Senin, 17 Juni 2024

Tanda dan Simbol dan Pandangan tentang Tiga Dunia oleh Komunitas Budaya Lio-Ende

  Matheus Antonius Krivo-dari sejumlah sumber

A. Tanda dari Alam

Bulan menelan bintang (Wula mogo dala): pratanda akan ada kematian orang-orang terpandang, pembesar atau orang-orang yang memiliki popularitas tertentu baik masa lalu maupun saat sekarang.

 B. Tanda dari Kelompok Binatang (fauna)

  1. Ayam berkokok (Manu kako) sebelum waktunya pada malam hari: pratanda akan ada masalah/konflik/perkara atau juga akan ada kematian yang akan menimpa warga setempat. Biasanya bisa diduga kelompok warga mana dari posisi ayam berkokok. Bila dekat rumah seseorang maka sangat besar kemungkinan anggota dalam rumah akan terlibat dalam masalah atau juga akan ada yang meninggal
  2. Anjing melolong (Lako moa) pada malam hari : pratanda akan ada orang yang meninggal. Posisi anjing melolong itu sendiri pun menentukan kemungkinan akan ada warga yang meninggal atau bertalian hubungan dengan pihak warga yang berada sekitar posisi anjing melolong. Apalagi jika anjing melolong di tengah malam nan sunyi dan juga pada siang hari yang sepi.
  3. Anjing menggonggong (Lako polu). Anjing menggonggong adalah hal biasa. Tetapi akan bermakna lain pula di saat-saat tertentu seperti tiba-tiba saja anjing menggonggong ke arah tertentu padahal secara kasat mata tak ada faktor yang mempengaruhinya.  Jika demikian maka ada pratanda bahwa anjing telah melihat obyek tertentu yang sedang berniat buruk terhadap seseorang/keluarga atau sesuatu. Orang tersebut datang dalam kekuatan magicnya. 
  4. Babi berbusa di kandang atau sekitar rumah (Wawi besa/seru): pra tanda ada kehadiran magic atau roh halus yang berniat mengganggu babi tersebut atau mengganggu tuan rumah pemelihara babi.
  5. Belalang bersuara pada malam hari (Koa/Poi seru): pratanda salah seorang dalam keluarga atau juga kelurga yang bersangkutan sedang diperbincangkan orang lain.
  6. Burung Gagak bersuara (seru ule ‘a’).
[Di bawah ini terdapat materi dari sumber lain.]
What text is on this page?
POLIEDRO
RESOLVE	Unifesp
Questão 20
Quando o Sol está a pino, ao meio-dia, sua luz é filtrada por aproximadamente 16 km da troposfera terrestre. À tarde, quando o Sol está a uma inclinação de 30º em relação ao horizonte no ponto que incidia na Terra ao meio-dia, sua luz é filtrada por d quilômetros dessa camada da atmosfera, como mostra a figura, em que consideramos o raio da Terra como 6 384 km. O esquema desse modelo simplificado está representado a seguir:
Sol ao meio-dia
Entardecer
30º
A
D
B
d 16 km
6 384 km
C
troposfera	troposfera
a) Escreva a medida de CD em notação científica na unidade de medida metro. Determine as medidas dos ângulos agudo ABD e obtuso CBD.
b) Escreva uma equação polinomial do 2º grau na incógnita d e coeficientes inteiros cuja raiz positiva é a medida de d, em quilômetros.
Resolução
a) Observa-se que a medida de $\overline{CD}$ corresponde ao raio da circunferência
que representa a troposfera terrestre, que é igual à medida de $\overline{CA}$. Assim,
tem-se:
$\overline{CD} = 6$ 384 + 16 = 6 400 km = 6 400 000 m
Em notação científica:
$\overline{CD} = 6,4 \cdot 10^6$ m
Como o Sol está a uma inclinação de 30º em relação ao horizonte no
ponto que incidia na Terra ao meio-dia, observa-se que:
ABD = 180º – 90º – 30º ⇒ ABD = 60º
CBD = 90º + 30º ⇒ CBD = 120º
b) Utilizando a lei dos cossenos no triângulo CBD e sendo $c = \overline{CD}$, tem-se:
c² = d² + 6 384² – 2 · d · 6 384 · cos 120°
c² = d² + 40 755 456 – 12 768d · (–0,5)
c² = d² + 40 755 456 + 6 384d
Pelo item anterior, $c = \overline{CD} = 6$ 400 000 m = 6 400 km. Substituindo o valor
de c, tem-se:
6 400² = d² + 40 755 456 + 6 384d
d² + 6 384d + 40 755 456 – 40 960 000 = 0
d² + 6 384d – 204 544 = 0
Burung gagak bersuara disaat tertentu secara mendadak akan membawa kabar buruk berupa kematian bagi warga setempat. Kematian itu entahkah warga setempat atau juga orang lain tetapi mayatnya mungkin sempat melintasi kawasan tersebut.
  7. Burung Hantu bersuara (Po seru) pada malam hari: pratanda akan ada masalah/konflik atau juga akan ada kematian. Pratandanya seperti ayam berkokok.
  8. Burung Hujan (Ule ae uja). Burung ini biasanya muncul dipuncak musim panas dan selalu berkeliaran di sepanjang sungai atau kali. Jika ekor burung ini ketika melintasi sungai/kali menyentuh air itu berarti memberi tanda musim hujan akan segera tiba. Karena itu para petani harus selekasnya menyiapkan lahan untuk menanam.
  9. Burung Rajawali bersuara di tengah malam (Iso noi): pratanda akan ada kematian orang-orang yang terpandang, popularitas tertentu di kawasan itu.  Pratandanya seperti bulan menelan bintang.
  10. Burung Srigunting bersuara (Sesesia besa) di dekat rumah: pratanda akan ada tamu yang datang pada hari itu. Umumnya tamu dari jauh yang telah merencanakan kunjungannya.
  11. Cecak bersuara dalam rumah pada malam hari: pratanda ada kebenaran terhadap sesuatu/hal tertentu yang sedang diperbincangkan secara serius.
  12. Suara kucing berkelahi (seru ana eo ngembo): pratanda akan ada kematian. Pratandanya sama dengan anjing melolong, ayam berkokok
  13. Tikus berkejaran sambil menjerit dalam rumah pada malam hari: pratanda akan ada kematian warga dalam rumah atau keluarga dekat dari warga dalam rumah.
  14. Ular palang jalan (Nipa mapa jala): pratanda perjalanan menuju tujuan akan terjadi sesuatu yang tidak menyenangkan. Bagi sebagian orang ketika sedang berjalan dan bertemu dengan ular yang memalang di jalan pratanda leluhur sedang mengikuti yang bersangkutan.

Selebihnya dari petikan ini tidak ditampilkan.